KOMPAS.com - April adalah bulannya Kartini. RA Kartini yang lahir di Jepara, 21 April 1879, merupakan tokoh Jawa yang dinobatkan sebagai pahlawan nasional berkat jasa-jasa pemikirannya yang mengentaskan kaum wanita dari batasan-batasan sempit ala kolonial.
Anak kelima dari 11 bersaudara ini mengasah pola pikirnya di berbagai tempat, tak mengenal sekat. Pertama, ia belajar bahasa Belanda di Europese Lagere School hingga berusia 12 tahun.
Selepas itu, ketika ia harus masuk pingitan, Kartini mencari celah pengetahuan dari berbagai lembar karya sastra.
Dua di antaranya, yang ia baca berkali-kali dan mungkin yang paling menginspirasi, adalah Max Havelaar dan Surat-Surat Cinta karya Multatuli.
Dari kegemaran membaca dan menimba ilmu dari karya sastra inilah, Kartini akhirnya punya gagasan megah, yaitu mencerdaskan dan memajukan wanita-wanita pribumi.
Baca juga: Biografi RA Kartini, Pejuang Emansipasi Perempuan
Multatuli adalah nama pena dari laki-laki kelahiran Amsterdam tahun 1820, Eduard Douwes Dekker.
Multatuli sendiri diambil dari bahasa latin yang artinya adalah, "Aku sudah banyak menderita."
Sedari muda, Multatuli menjadi pegawai pemerintah Hindia Belanda. Tak seperti bangsa kulit putih lainnya, Multatuli tumbuh dengan nurani yang berbeda.
Ia kerap tak tega melihat kaum jajahan yaitu rakyat Indonesia yang hidupnya terus-menerus terampas.
Multatuli pun terus menentang bangsanya sendiri. Ia berjuang membela hak-hak rakyat kecil selama 20 tahun lamanya.
Hingga akhirnya ia memutuskan pergi dari Indonesia dan menetap di Brussel, Belgia, dan meninggalkan anak istrinya tetap di Batavia.

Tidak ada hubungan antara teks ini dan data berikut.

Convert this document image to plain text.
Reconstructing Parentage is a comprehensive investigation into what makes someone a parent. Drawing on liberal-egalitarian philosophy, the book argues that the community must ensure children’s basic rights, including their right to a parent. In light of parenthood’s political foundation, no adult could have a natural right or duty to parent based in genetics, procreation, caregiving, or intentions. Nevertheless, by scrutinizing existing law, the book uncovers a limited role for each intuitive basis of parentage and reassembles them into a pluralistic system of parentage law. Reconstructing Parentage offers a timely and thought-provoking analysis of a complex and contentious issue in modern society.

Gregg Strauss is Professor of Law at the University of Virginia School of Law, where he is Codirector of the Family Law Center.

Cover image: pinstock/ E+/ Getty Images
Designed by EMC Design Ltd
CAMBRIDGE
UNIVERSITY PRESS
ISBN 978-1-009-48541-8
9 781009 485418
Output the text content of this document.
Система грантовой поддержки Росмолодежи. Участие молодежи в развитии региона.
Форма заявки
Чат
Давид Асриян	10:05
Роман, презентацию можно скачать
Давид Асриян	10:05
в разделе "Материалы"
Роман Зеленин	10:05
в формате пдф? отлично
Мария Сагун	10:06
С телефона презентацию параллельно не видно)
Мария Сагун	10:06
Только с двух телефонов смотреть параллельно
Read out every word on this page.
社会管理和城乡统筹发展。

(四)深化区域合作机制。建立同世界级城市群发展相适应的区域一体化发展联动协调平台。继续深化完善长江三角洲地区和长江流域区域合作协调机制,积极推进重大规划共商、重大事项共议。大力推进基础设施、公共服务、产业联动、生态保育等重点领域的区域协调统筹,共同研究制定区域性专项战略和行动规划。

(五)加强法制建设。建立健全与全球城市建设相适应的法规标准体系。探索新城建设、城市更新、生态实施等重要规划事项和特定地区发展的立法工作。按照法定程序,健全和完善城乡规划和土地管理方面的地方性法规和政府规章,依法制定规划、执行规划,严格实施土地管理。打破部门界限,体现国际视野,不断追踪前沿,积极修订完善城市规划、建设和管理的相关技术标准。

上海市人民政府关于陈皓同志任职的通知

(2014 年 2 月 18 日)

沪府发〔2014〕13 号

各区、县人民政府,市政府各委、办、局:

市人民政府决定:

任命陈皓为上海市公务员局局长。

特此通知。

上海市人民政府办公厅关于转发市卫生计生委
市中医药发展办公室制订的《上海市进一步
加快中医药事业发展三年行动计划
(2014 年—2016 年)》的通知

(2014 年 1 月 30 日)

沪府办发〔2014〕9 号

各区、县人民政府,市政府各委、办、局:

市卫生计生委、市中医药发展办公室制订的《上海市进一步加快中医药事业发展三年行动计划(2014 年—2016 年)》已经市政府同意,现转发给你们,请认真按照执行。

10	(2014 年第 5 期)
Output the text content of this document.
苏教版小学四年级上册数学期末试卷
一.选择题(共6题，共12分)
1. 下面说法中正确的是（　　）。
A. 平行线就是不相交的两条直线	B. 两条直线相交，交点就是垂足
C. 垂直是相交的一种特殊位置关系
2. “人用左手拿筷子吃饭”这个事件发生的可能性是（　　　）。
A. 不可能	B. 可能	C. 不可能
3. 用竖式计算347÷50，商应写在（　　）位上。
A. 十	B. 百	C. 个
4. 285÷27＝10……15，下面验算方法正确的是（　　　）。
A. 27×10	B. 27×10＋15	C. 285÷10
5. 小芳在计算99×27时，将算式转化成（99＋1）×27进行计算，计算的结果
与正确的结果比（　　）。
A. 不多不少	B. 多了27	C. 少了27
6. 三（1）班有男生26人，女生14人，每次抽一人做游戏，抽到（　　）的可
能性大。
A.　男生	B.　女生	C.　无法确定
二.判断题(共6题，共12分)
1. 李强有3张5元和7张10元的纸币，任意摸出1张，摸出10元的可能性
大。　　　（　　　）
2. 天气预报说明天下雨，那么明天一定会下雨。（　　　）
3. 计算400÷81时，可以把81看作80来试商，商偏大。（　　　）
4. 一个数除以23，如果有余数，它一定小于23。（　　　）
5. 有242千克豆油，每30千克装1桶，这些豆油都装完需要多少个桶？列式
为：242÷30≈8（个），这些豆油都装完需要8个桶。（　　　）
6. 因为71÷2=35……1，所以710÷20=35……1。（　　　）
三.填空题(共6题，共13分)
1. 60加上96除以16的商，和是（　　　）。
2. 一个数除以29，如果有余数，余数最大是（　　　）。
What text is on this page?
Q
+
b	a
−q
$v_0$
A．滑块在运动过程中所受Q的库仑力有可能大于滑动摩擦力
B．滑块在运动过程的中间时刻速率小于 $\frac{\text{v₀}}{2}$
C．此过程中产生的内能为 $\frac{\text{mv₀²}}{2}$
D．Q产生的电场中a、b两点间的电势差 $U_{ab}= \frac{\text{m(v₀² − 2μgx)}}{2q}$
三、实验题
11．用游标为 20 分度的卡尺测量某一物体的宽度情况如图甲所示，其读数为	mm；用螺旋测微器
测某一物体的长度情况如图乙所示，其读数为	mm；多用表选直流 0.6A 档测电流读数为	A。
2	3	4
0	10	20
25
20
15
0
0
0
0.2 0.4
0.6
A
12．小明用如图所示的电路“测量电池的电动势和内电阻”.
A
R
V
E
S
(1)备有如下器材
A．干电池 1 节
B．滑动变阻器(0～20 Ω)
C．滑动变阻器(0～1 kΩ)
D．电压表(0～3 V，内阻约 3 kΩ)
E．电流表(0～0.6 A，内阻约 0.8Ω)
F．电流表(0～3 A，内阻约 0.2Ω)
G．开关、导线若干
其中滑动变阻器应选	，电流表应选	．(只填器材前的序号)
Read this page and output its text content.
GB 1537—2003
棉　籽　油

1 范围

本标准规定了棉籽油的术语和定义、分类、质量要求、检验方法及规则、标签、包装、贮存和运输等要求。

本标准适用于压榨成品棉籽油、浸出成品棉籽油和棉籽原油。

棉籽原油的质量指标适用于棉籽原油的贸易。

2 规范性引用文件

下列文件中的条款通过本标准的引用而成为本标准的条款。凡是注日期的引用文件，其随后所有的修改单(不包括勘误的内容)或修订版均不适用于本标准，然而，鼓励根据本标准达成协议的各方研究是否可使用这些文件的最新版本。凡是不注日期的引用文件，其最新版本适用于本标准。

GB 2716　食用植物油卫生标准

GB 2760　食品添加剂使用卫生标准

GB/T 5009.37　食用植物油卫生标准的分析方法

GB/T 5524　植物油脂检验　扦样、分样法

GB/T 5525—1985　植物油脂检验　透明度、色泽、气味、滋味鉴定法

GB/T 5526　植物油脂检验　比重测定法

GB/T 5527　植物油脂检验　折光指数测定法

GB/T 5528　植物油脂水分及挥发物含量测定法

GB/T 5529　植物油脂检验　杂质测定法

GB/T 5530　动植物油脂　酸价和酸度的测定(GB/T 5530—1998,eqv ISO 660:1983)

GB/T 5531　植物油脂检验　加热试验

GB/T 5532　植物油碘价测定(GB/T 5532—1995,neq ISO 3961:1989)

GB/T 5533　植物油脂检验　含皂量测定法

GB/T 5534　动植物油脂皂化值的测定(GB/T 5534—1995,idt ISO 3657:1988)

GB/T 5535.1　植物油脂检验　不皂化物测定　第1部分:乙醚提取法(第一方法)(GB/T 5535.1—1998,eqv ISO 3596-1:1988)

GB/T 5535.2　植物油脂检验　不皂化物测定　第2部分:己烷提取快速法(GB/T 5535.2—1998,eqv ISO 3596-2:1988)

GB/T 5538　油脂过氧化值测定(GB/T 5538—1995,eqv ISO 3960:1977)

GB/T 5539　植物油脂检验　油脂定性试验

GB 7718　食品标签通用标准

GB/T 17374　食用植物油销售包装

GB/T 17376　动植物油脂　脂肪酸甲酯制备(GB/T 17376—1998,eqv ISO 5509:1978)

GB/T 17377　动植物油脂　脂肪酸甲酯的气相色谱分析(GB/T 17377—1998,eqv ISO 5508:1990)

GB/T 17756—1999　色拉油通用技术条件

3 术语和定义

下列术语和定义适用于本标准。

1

Baca juga: Meratapi Rumah Multatuli
Merunut Historia.id, Multatuli sempat bekerja sebagai redaktur sebuah surat kabar di Media.
Namun tak lama ia pun hengkang dan mengadu nasib menjadi juru bahasa di konsulat Perancis di Nagasaki. Dimana karir yang ini, juga tak menemukan jalan lain selain kemiskinan.
Dalam himpitan kemiskinan dan pernikahan yang di ambang perceraian, Multatuli menepi di sebuah penginapan sederhana bernama In de kleine prins di ruas De la fourche nomor 52.
Di losmen inilah, Multatuli justru bisa menemukan jalan keluar dari pemikiran-pemikiran anti kolonialnya.